Fähre nach Saaremaa – Muhu – Camping Muharanna – Käkisilma Telkimisala – Panga Pank – RMK-Platz – Fähre nach Hiiumaa – Sääre Tirp – Kärdla – Randmäe Puhketalu – Leuchtturm Tahkuna – Disc-Golf
Nach der Nacht bei Salacgriva brechen wir früh auf und fahren nach Estland. Gerade rechtzeitig kommen wir in Virtsu an: Die Autofähre nach Saaremaa wird gerade beladen. Wir fahren direkt an Bord und es geht los. Fähre fahren ist toll. Man wird quasi zur Entspannung gezwungen. Nichts zu tun, als aufs Meer und vobeiziehende Schiffe zu schauen, Hot Dogs oder Waffeln zu essen und einfach nichts zu tun. Die Fähre nach Saaremaa braucht nur 20 Minuten, aber es ist trotzdem eine wunderbare kleine Auszeit.
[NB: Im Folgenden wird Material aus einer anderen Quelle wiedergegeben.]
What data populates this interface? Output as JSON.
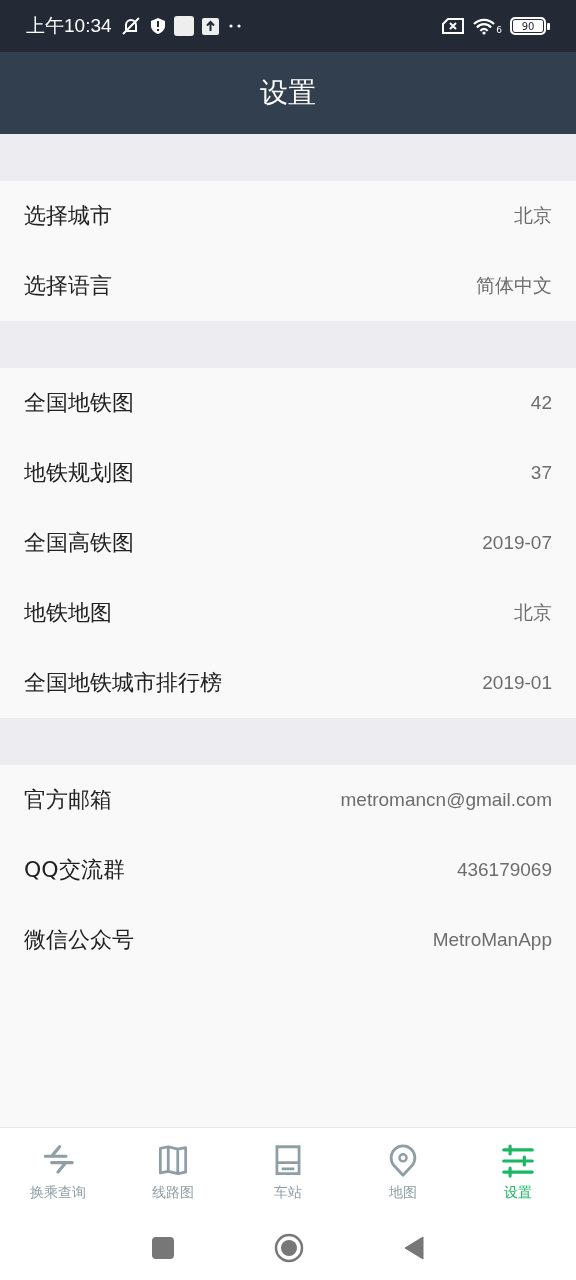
{
  "status_bar": {
    "time": "上午10:34",
    "wifi_label": "6",
    "battery": "90"
  },
  "header": {
    "title": "设置"
  },
  "sections": [
    {
      "rows": [
        {
          "label": "选择城市",
          "value": "北京"
        },
        {
          "label": "选择语言",
          "value": "简体中文"
        }
      ]
    },
    {
      "rows": [
        {
          "label": "全国地铁图",
          "value": "42"
        },
        {
          "label": "地铁规划图",
          "value": "37"
        },
        {
          "label": "全国高铁图",
          "value": "2019-07"
        },
        {
          "label": "地铁地图",
          "value": "北京"
        },
        {
          "label": "全国地铁城市排行榜",
          "value": "2019-01"
        }
      ]
    },
    {
      "rows": [
        {
          "label": "官方邮箱",
          "value": "metromancn@gmail.com"
        },
        {
          "label": "QQ交流群",
          "value": "436179069"
        },
        {
          "label": "微信公众号",
          "value": "MetroManApp"
        }
      ]
    }
  ],
  "tabs": [
    {
      "kind": "transfer",
      "label": "换乘查询",
      "selected": false
    },
    {
      "kind": "lines",
      "label": "线路图",
      "selected": false
    },
    {
      "kind": "station",
      "label": "车站",
      "selected": false
    },
    {
      "kind": "map",
      "label": "地图",
      "selected": false
    },
    {
      "kind": "settings",
      "label": "设置",
      "selected": true
    }
  ]
}
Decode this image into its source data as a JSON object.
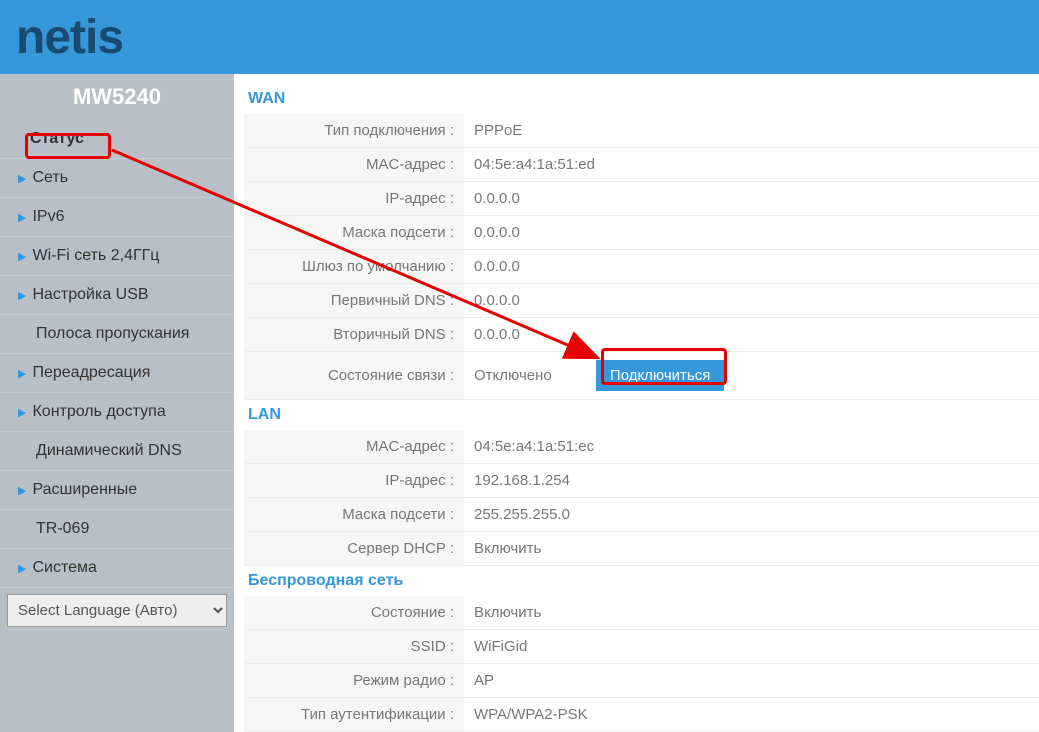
{
  "logo_text": "netis",
  "model": "MW5240",
  "sidebar": {
    "items": [
      {
        "label": "Статус",
        "active": true,
        "arrow": false
      },
      {
        "label": "Сеть",
        "arrow": true
      },
      {
        "label": "IPv6",
        "arrow": true
      },
      {
        "label": "Wi-Fi сеть 2,4ГГц",
        "arrow": true
      },
      {
        "label": "Настройка USB",
        "arrow": true
      },
      {
        "label": "Полоса пропускания",
        "arrow": false
      },
      {
        "label": "Переадресация",
        "arrow": true
      },
      {
        "label": "Контроль доступа",
        "arrow": true
      },
      {
        "label": "Динамический DNS",
        "arrow": false
      },
      {
        "label": "Расширенные",
        "arrow": true
      },
      {
        "label": "TR-069",
        "arrow": false
      },
      {
        "label": "Система",
        "arrow": true
      }
    ],
    "language_placeholder": "Select Language (Авто)"
  },
  "wan": {
    "title": "WAN",
    "rows": [
      {
        "label": "Тип подключения :",
        "value": "PPPoE"
      },
      {
        "label": "MAC-адрес :",
        "value": "04:5e:a4:1a:51:ed"
      },
      {
        "label": "IP-адрес :",
        "value": "0.0.0.0"
      },
      {
        "label": "Маска подсети :",
        "value": "0.0.0.0"
      },
      {
        "label": "Шлюз по умолчанию :",
        "value": "0.0.0.0"
      },
      {
        "label": "Первичный DNS :",
        "value": "0.0.0.0"
      },
      {
        "label": "Вторичный DNS :",
        "value": "0.0.0.0"
      }
    ],
    "connection_label": "Состояние связи :",
    "connection_status": "Отключено",
    "connect_button": "Подключиться"
  },
  "lan": {
    "title": "LAN",
    "rows": [
      {
        "label": "MAC-адрес :",
        "value": "04:5e:a4:1a:51:ec"
      },
      {
        "label": "IP-адрес :",
        "value": "192.168.1.254"
      },
      {
        "label": "Маска подсети :",
        "value": "255.255.255.0"
      },
      {
        "label": "Сервер DHCP :",
        "value": "Включить"
      }
    ]
  },
  "wireless": {
    "title": "Беспроводная сеть",
    "rows": [
      {
        "label": "Состояние :",
        "value": "Включить"
      },
      {
        "label": "SSID :",
        "value": "WiFiGid"
      },
      {
        "label": "Режим радио :",
        "value": "AP"
      },
      {
        "label": "Тип аутентификации :",
        "value": "WPA/WPA2-PSK"
      }
    ]
  }
}
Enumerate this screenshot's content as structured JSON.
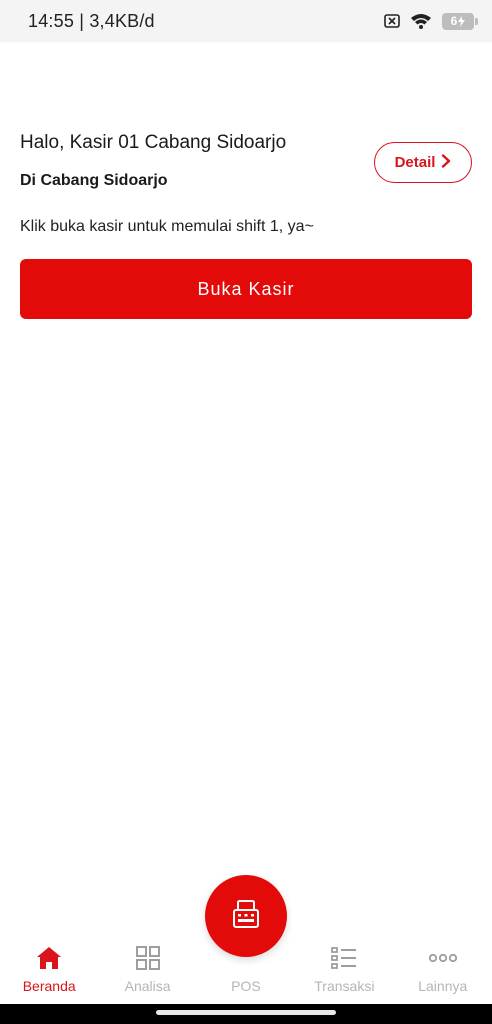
{
  "status_bar": {
    "time_speed": "14:55 | 3,4KB/d",
    "battery": "6",
    "icons": [
      "sim-off-icon",
      "wifi-icon",
      "battery-charging-icon"
    ]
  },
  "greeting": {
    "hello": "Halo, Kasir 01 Cabang Sidoarjo",
    "branch": "Di Cabang Sidoarjo",
    "detail_label": "Detail",
    "hint": "Klik buka kasir untuk memulai shift 1, ya~"
  },
  "actions": {
    "open_cashier": "Buka Kasir"
  },
  "bottom_nav": {
    "items": [
      {
        "label": "Beranda",
        "icon": "home-icon",
        "active": true
      },
      {
        "label": "Analisa",
        "icon": "grid-icon",
        "active": false
      },
      {
        "label": "POS",
        "icon": "cash-register-icon",
        "active": false
      },
      {
        "label": "Transaksi",
        "icon": "list-icon",
        "active": false
      },
      {
        "label": "Lainnya",
        "icon": "more-dots-icon",
        "active": false
      }
    ]
  },
  "colors": {
    "primary": "#e30a0a",
    "inactive": "#b5b5b5"
  }
}
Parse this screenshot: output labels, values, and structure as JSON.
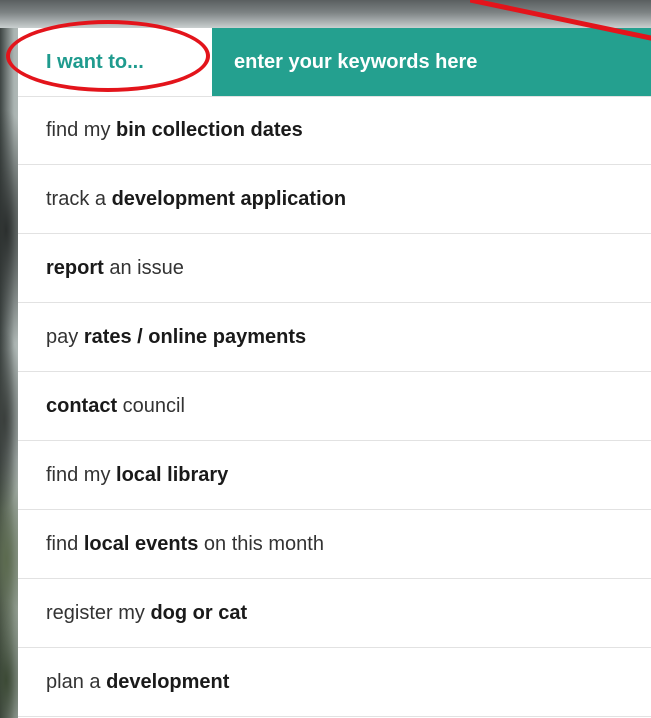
{
  "search": {
    "label": "I want to...",
    "placeholder": "enter your keywords here"
  },
  "menu": {
    "items": [
      {
        "pre": "find my ",
        "bold": "bin collection dates",
        "post": ""
      },
      {
        "pre": "track a ",
        "bold": "development application",
        "post": ""
      },
      {
        "pre": "",
        "bold": "report",
        "post": " an issue"
      },
      {
        "pre": "pay ",
        "bold": "rates / online payments",
        "post": ""
      },
      {
        "pre": "",
        "bold": "contact",
        "post": " council"
      },
      {
        "pre": "find my ",
        "bold": "local library",
        "post": ""
      },
      {
        "pre": "find ",
        "bold": "local events",
        "post": " on this month"
      },
      {
        "pre": "register my ",
        "bold": "dog or cat",
        "post": ""
      },
      {
        "pre": "plan a ",
        "bold": "development",
        "post": ""
      }
    ]
  },
  "colors": {
    "accent": "#24a08f",
    "label_text": "#1f9b8e",
    "annotation": "#e3141b"
  }
}
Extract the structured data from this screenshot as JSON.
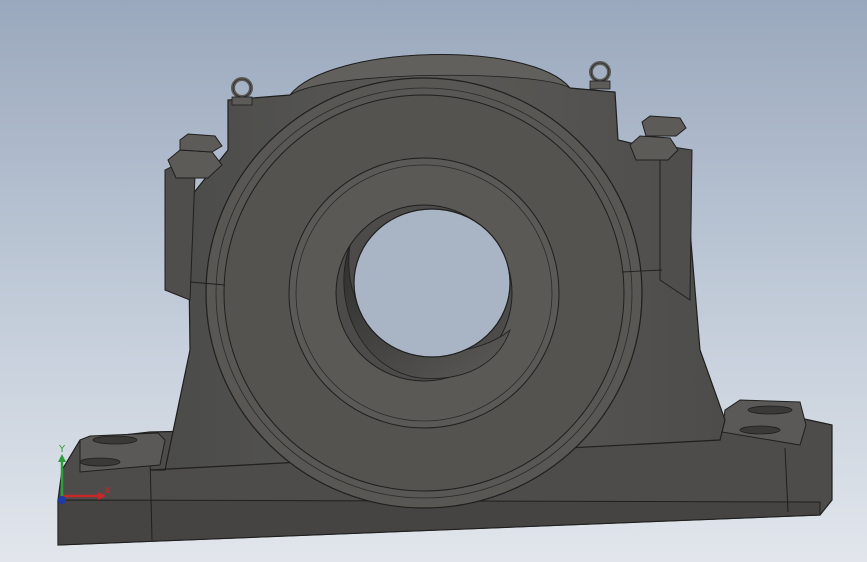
{
  "triad": {
    "x_label": "X",
    "y_label": "Y",
    "colors": {
      "x": "#c62828",
      "y": "#2e9e3c",
      "z": "#1e3aa8"
    }
  },
  "model": {
    "part": "pillow-block-bearing-housing",
    "colors": {
      "body": "#565552",
      "body_dark": "#3f3f3d",
      "edge": "#1f1f1e",
      "bore_inner": "#3a3938",
      "background_top": "#9aa8bd",
      "background_bottom": "#e2e6ec"
    }
  }
}
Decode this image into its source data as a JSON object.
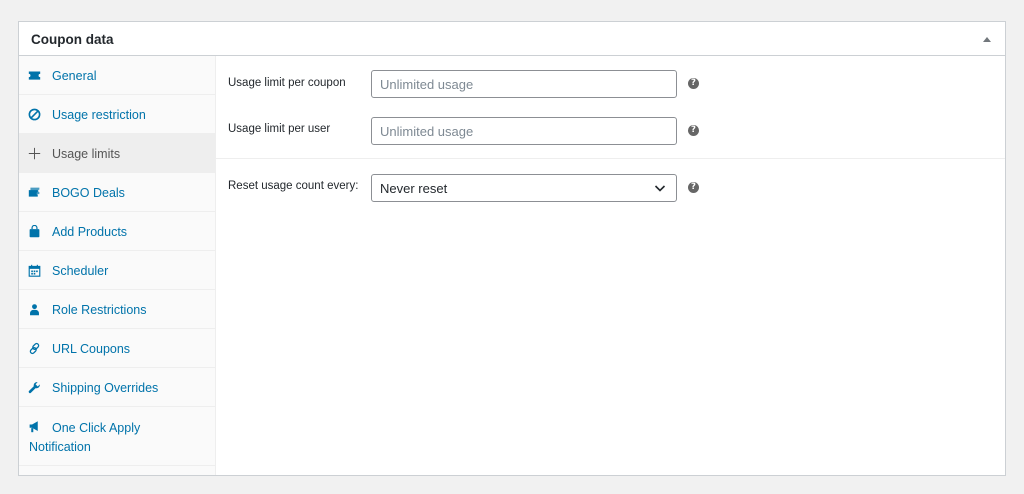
{
  "panel": {
    "title": "Coupon data"
  },
  "tabs": [
    {
      "label": "General",
      "icon": "ticket-icon",
      "active": false
    },
    {
      "label": "Usage restriction",
      "icon": "block-icon",
      "active": false
    },
    {
      "label": "Usage limits",
      "icon": "plus-icon",
      "active": true
    },
    {
      "label": "BOGO Deals",
      "icon": "tickets-icon",
      "active": false
    },
    {
      "label": "Add Products",
      "icon": "bag-icon",
      "active": false
    },
    {
      "label": "Scheduler",
      "icon": "calendar-icon",
      "active": false
    },
    {
      "label": "Role Restrictions",
      "icon": "user-icon",
      "active": false
    },
    {
      "label": "URL Coupons",
      "icon": "link-icon",
      "active": false
    },
    {
      "label": "Shipping Overrides",
      "icon": "wrench-icon",
      "active": false
    },
    {
      "label": "One Click Apply Notification",
      "icon": "megaphone-icon",
      "active": false
    }
  ],
  "fields": {
    "usage_limit_per_coupon": {
      "label": "Usage limit per coupon",
      "placeholder": "Unlimited usage",
      "value": ""
    },
    "usage_limit_per_user": {
      "label": "Usage limit per user",
      "placeholder": "Unlimited usage",
      "value": ""
    },
    "reset_usage_count": {
      "label": "Reset usage count every:",
      "selected": "Never reset"
    }
  },
  "colors": {
    "link": "#0073aa",
    "active_text": "#555555",
    "border": "#ccd0d4"
  }
}
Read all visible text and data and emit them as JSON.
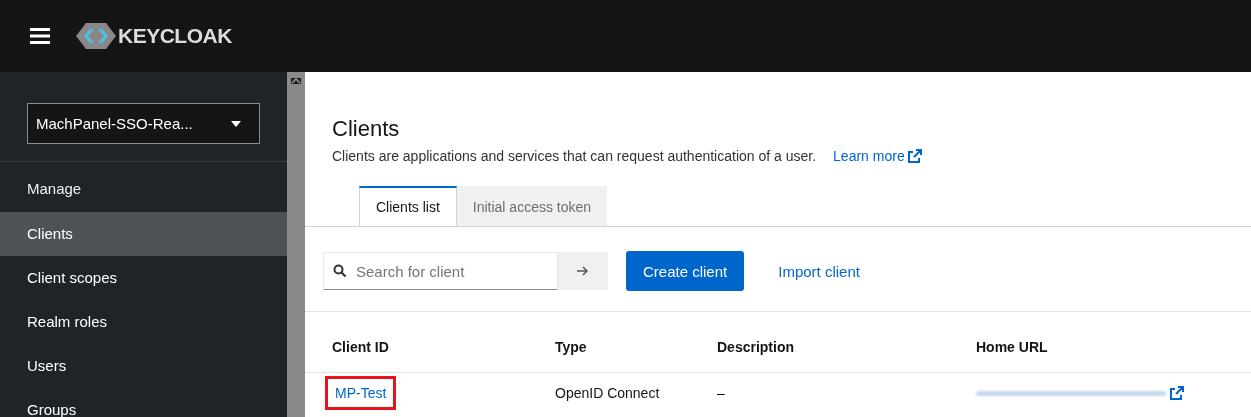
{
  "header": {
    "logo_text": "KEYCLOAK"
  },
  "sidebar": {
    "realm": "MachPanel-SSO-Rea...",
    "items": [
      {
        "label": "Manage",
        "kind": "heading",
        "selected": false
      },
      {
        "label": "Clients",
        "kind": "link",
        "selected": true
      },
      {
        "label": "Client scopes",
        "kind": "link",
        "selected": false
      },
      {
        "label": "Realm roles",
        "kind": "link",
        "selected": false
      },
      {
        "label": "Users",
        "kind": "link",
        "selected": false
      },
      {
        "label": "Groups",
        "kind": "link",
        "selected": false
      }
    ]
  },
  "page": {
    "title": "Clients",
    "description": "Clients are applications and services that can request authentication of a user.",
    "learn_more": "Learn more"
  },
  "tabs": [
    {
      "label": "Clients list",
      "selected": true
    },
    {
      "label": "Initial access token",
      "selected": false
    }
  ],
  "toolbar": {
    "search_placeholder": "Search for client",
    "create_button": "Create client",
    "import_link": "Import client"
  },
  "table": {
    "columns": [
      "Client ID",
      "Type",
      "Description",
      "Home URL"
    ],
    "rows": [
      {
        "client_id": "MP-Test",
        "type": "OpenID Connect",
        "description": "–",
        "highlighted": true
      }
    ]
  }
}
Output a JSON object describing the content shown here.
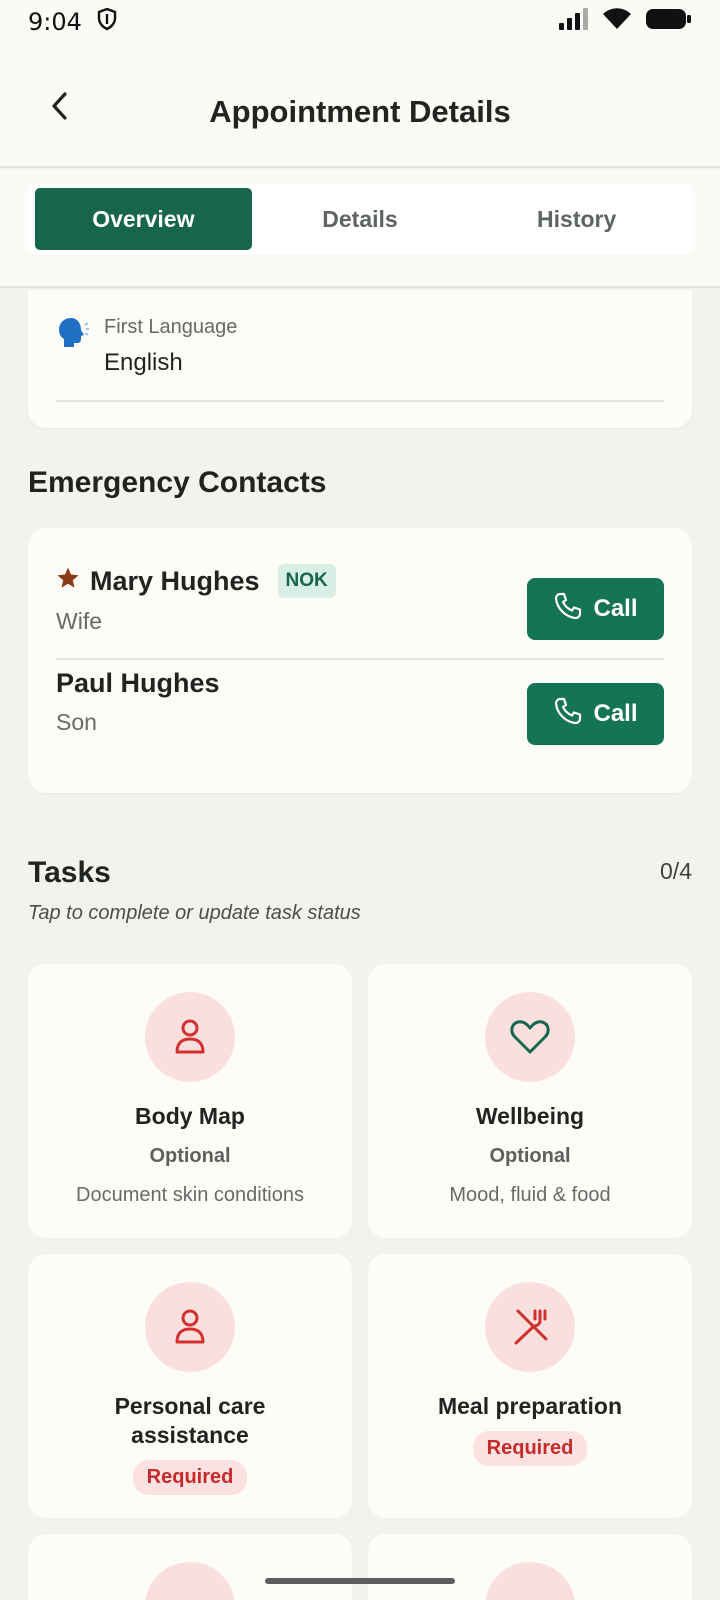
{
  "status_bar": {
    "time": "9:04"
  },
  "header": {
    "title": "Appointment Details"
  },
  "tabs": [
    {
      "label": "Overview",
      "active": true
    },
    {
      "label": "Details",
      "active": false
    },
    {
      "label": "History",
      "active": false
    }
  ],
  "language": {
    "label": "First Language",
    "value": "English"
  },
  "emergency": {
    "title": "Emergency Contacts",
    "contacts": [
      {
        "name": "Mary Hughes",
        "relation": "Wife",
        "badge": "NOK",
        "call_label": "Call"
      },
      {
        "name": "Paul Hughes",
        "relation": "Son",
        "call_label": "Call"
      }
    ]
  },
  "tasks": {
    "title": "Tasks",
    "count": "0/4",
    "subtitle": "Tap to complete or update task status",
    "items": [
      {
        "title": "Body Map",
        "status": "Optional",
        "description": "Document skin conditions",
        "icon": "person-icon"
      },
      {
        "title": "Wellbeing",
        "status": "Optional",
        "description": "Mood, fluid & food",
        "icon": "heart-icon"
      },
      {
        "title": "Personal care assistance",
        "status": "Required",
        "icon": "person-icon"
      },
      {
        "title": "Meal preparation",
        "status": "Required",
        "icon": "fork-knife-icon"
      }
    ]
  },
  "colors": {
    "primary": "#17654d",
    "required_text": "#c62a2a",
    "icon_bg": "#f9e0df"
  }
}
Die Fähre nach Saaremaa fährt übrigens gar nicht bis Saaremaa, sondern nur bis zur kleinen, vorgelagerten Insel Muhu. Von da gelangt man dann per Brücke nach Saaremaa. Wir legen einen kleinen Zwischenstopp ein und machen Mittagspause im Bottengarn, einem schicken Hotel mit Restaurant und eigenem kleinen Hafen. Wir sitzen im Wintergarten, draußen sind die Schattenplätze alle belegt oder reserviert und in der Sonne ist es viel zu heiß. Ab und an weht ein Windhauch durch die Luftschlitze unter den Glasscheiben aber es ist trotzdem sehr warm. Das Essen ist sehr gut, regional und kreativ.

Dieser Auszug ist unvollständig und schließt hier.